Outcomes: The findings included:
- There was an acute need for this kind of medical information. Many clinics lacked internet connections and had minimal printed resources. (The very few computers we saw were mostly used for hospital records and billing purposes, not research.)
- Most doctors had smartphones, but most could not afford ample storage or data plans. It appears that mobile would be the primary platform used. There would be limited tablet and laptop use as well.
- The Dominican physicians and medical students were generally quick to learn how to use the Internet-in-a-Box. Many were thrilled at the idea they could explore the information in Wikipedia and other resources at their leisure, without using up their data plans.
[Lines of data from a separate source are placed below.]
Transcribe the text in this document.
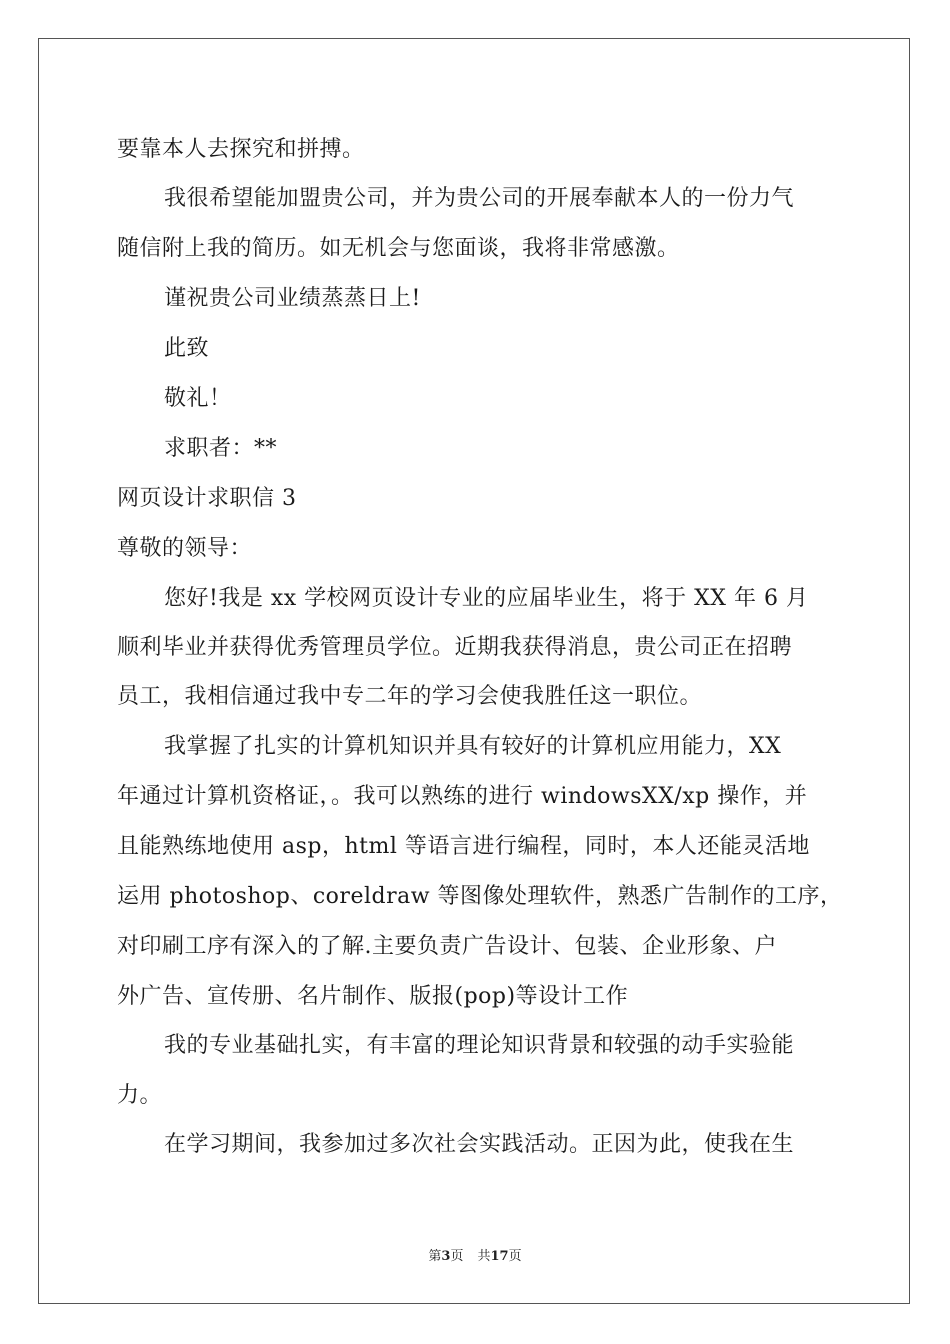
要靠本人去探究和拼搏。
我很希望能加盟贵公司，并为贵公司的开展奉献本人的一份力气
随信附上我的简历。如无机会与您面谈，我将非常感激。
谨祝贵公司业绩蒸蒸日上!
此致
敬礼！
求职者：**
网页设计求职信 3
尊敬的领导：
您好!我是 xx 学校网页设计专业的应届毕业生，将于 XX 年 6 月
顺利毕业并获得优秀管理员学位。近期我获得消息，贵公司正在招聘
员工，我相信通过我中专二年的学习会使我胜任这一职位。
我掌握了扎实的计算机知识并具有较好的计算机应用能力，XX
年通过计算机资格证，。我可以熟练的进行 windowsXX/xp 操作，并
且能熟练地使用 asp，html 等语言进行编程，同时，本人还能灵活地
运用 photoshop、coreldraw 等图像处理软件，熟悉广告制作的工序，
对印刷工序有深入的了解.主要负责广告设计、包装、企业形象、户
外广告、宣传册、名片制作、版报(pop)等设计工作
我的专业基础扎实，有丰富的理论知识背景和较强的动手实验能
力。
在学习期间，我参加过多次社会实践活动。正因为此，使我在生
第3页 共17页
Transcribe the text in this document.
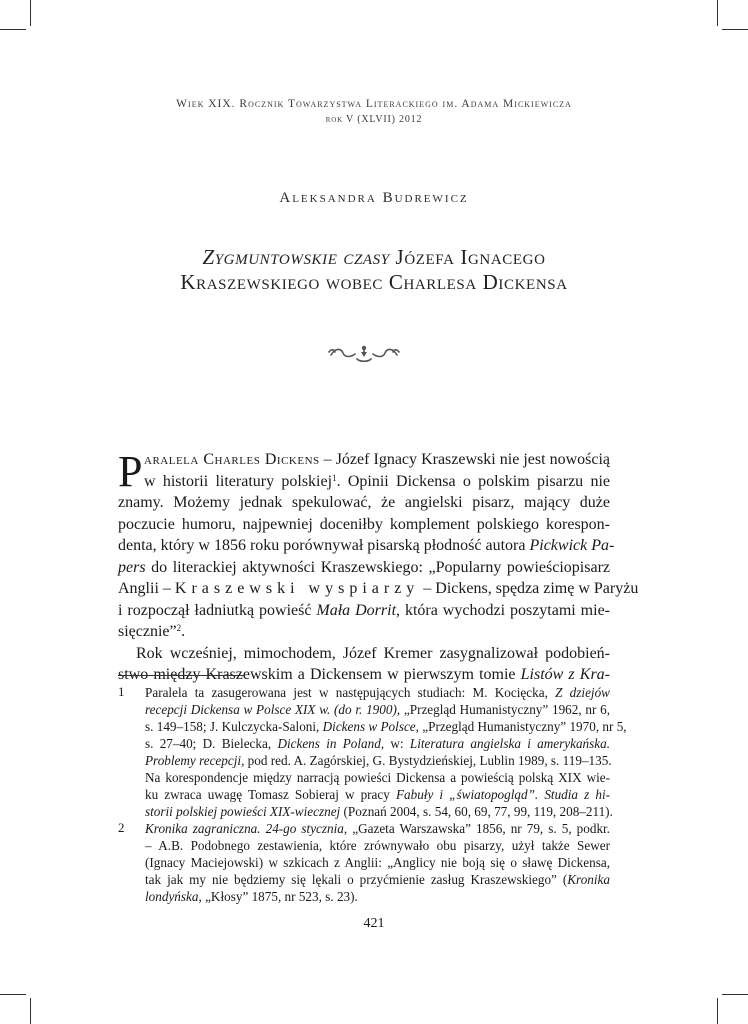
Wiek XIX. Rocznik Towarzystwa Literackiego im. Adama Mickiewicza
rok V (XLVII) 2012
Aleksandra Budrewicz
Zygmuntowskie czasy Józefa Ignacego
Kraszewskiego wobec Charlesa Dickensa
P aralela Charles Dickens – Józef Ignacy Kraszewski nie jest nowością
w historii literatury polskiej$^1$. Opinii Dickensa o polskim pisarzu nie
znamy. Możemy jednak spekulować, że angielski pisarz, mający duże
poczucie humoru, najpewniej doceniłby komplement polskiego korespon-
denta, który w 1856 roku porównywał pisarską płodność autora Pickwick Pa-
pers do literackiej aktywności Kraszewskiego: „Popularny powieściopisarz
Anglii – Kraszewski wyspiarzy – Dickens, spędza zimę w Paryżu
i rozpoczął ładniutką powieść Mała Dorrit, która wychodzi poszytami mie-
sięcznie”$^2$.
Rok wcześniej, mimochodem, Józef Kremer zasygnalizował podobień-
stwo między Kraszewskim a Dickensem w pierwszym tomie Listów z Kra-
1 Paralela ta zasugerowana jest w następujących studiach: M. Kocięcka, Z dziejów
recepcji Dickensa w Polsce XIX w. (do r. 1900), „Przegląd Humanistyczny” 1962, nr 6,
s. 149–158; J. Kulczycka-Saloni, Dickens w Polsce, „Przegląd Humanistyczny” 1970, nr 5,
s. 27–40; D. Bielecka, Dickens in Poland, w: Literatura angielska i amerykańska.
Problemy recepcji, pod red. A. Zagórskiej, G. Bystydzieńskiej, Lublin 1989, s. 119–135.
Na korespondencje między narracją powieści Dickensa a powieścią polską XIX wie-
ku zwraca uwagę Tomasz Sobieraj w pracy Fabuły i „światopogląd”. Studia z hi-
storii polskiej powieści XIX-wiecznej (Poznań 2004, s. 54, 60, 69, 77, 99, 119, 208–211).
2 Kronika zagraniczna. 24-go stycznia, „Gazeta Warszawska” 1856, nr 79, s. 5, podkr.
– A.B. Podobnego zestawienia, które zrównywało obu pisarzy, użył także Sewer
(Ignacy Maciejowski) w szkicach z Anglii: „Anglicy nie boją się o sławę Dickensa,
tak jak my nie będziemy się lękali o przyćmienie zasług Kraszewskiego” (Kronika
londyńska, „Kłosy” 1875, nr 523, s. 23).
421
- Both internet connectivity and the electrical grid are erratic in many rural areas. Interviews with the electrical authority and a cellphone provider established that the country will not be able to address this situation until at least 2020, meaning there will be a considerable window for the project's applicability. (Another benefit of the Raspberry Pi 3 is that it can be battery-operated, meaning that it can be used in case of a blackout or a natural disaster (such as hurricane or earthquake).
- The medical content loaded onto the Raspberry Pi 3 (predominantly Wikipedia-based) for the initial research was received with enthusiasm. Practical suggestions were made for simple additions. (The most important of these was the app for the Dominican Ministry of Health's protocols.)
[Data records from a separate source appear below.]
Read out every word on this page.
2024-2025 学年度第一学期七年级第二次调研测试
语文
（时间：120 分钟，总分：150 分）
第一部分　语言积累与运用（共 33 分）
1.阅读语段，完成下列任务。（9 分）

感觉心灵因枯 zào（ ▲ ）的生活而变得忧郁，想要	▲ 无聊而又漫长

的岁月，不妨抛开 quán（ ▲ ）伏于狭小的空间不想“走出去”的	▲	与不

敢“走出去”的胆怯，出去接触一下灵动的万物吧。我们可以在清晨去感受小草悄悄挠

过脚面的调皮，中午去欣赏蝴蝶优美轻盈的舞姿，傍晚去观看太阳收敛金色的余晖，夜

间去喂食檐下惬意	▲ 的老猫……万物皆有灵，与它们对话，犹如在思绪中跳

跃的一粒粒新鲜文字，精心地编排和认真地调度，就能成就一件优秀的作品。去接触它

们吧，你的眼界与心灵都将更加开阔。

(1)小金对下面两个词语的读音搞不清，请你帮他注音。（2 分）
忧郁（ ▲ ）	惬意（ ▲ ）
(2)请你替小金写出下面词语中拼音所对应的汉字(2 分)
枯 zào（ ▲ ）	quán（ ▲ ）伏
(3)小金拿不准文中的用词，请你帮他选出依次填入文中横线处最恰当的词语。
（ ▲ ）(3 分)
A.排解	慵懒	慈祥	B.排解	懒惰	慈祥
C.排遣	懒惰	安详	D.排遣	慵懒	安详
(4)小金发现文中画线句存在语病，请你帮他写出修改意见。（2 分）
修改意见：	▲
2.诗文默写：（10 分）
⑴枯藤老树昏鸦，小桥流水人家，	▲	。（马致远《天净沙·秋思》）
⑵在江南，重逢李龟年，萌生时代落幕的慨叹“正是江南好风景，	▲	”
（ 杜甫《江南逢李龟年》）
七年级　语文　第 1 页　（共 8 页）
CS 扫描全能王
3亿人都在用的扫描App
- Many subjects noted that most Dominican physicians do not speak Creole, yet 10 % of the country's population is of Haitian origin, and in some clinics Creole-speaking patients constitute the majority. There was strong interest in the Creole resources already present on the device (especially "Where There is No Doctor" in Haytien and its extensive Creole medical vocabulary).
Learning Pattern: The SIPA and Mount Sinai teams presented their findings to Lane Rasberry, Adam Holt, and representatives of their institutions on April 4. Another presentation for a larger audience will take place at SIPA on May 3. We have been invited to present at the Wikipedia Medical conference in Montreal in August and will also be available to the Wikipedia community in the New York area.
Next steps:
- The SIPA team is producing an extensive report on its methodology and findings, as well as a blog and a video, that will be completed and available to the Wikipedia community in May.
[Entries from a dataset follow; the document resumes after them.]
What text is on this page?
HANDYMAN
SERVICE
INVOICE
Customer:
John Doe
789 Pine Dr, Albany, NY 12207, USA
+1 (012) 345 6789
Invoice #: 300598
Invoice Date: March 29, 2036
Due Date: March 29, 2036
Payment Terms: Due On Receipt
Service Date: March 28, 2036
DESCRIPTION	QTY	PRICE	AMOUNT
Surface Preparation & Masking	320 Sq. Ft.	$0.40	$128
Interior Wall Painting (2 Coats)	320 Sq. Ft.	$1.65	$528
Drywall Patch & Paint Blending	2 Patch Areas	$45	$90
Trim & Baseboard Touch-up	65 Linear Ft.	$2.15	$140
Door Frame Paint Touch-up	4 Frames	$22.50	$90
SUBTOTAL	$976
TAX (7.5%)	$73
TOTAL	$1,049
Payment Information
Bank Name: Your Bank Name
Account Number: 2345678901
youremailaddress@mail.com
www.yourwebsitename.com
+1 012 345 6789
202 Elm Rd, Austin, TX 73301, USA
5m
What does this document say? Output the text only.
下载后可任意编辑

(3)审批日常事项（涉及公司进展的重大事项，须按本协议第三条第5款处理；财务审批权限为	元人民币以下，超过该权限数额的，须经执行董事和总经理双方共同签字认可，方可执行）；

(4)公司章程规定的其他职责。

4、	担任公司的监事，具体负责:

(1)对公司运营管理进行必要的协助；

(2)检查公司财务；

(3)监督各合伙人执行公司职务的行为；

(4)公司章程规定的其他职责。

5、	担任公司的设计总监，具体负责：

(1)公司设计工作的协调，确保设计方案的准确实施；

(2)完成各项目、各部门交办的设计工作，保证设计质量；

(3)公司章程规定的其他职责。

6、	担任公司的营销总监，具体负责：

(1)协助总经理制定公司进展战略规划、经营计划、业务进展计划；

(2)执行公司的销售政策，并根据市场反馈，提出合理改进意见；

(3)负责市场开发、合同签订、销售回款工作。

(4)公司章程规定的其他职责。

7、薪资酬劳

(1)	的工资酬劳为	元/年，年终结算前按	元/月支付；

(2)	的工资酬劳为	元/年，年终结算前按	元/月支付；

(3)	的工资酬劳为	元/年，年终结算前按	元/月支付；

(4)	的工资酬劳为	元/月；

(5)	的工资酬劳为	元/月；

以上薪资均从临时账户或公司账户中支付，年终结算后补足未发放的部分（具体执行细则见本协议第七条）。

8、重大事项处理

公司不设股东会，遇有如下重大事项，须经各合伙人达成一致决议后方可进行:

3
- The dean of the medical school at UNIBE, the leading school in the country, would like to proceed with a pilot project in the summer of 2017, testing the use of 5-10 devices for in the same number of clinics. This project could be carried out by one participant from SIPA and one from UNIBE. The SIPA participant would also accompany a physician from the Mount Sinai team, who will be taking the device to Guatemala, where he has volunteered in rural clinics serving a predominantly Mayan population. The Guatemala portion of the research would be approximately one week of the summer period. The entire SIPA portion of the summer research project in the Dominican Republic and Guatemala would be budgeted at $10,000 (including preparation, travel, local transportation to the clinics, and purchase of the devices), plus an additional $2500 that Columbia University would provide. The dean of UNIBE has stated that his school would cover the costs of their participant. If this funding and the staffing can be found in time, the Dominican pilot will take place in July.
Finances
edit- Finances:
- Grant amount: $4100
- Flights roundtrip to the Dominican Republic for five participants: $1927.80
- Housing for five participants (three for ten days, two for six days): $2139.00
- TOTAL: $4066.30
- Amount left over:
[The three students' meals and incidentals were covered by a $2500 grant from the Earth Institute at Columbia. The two faculty members' meals and incidentals were at their own expense.)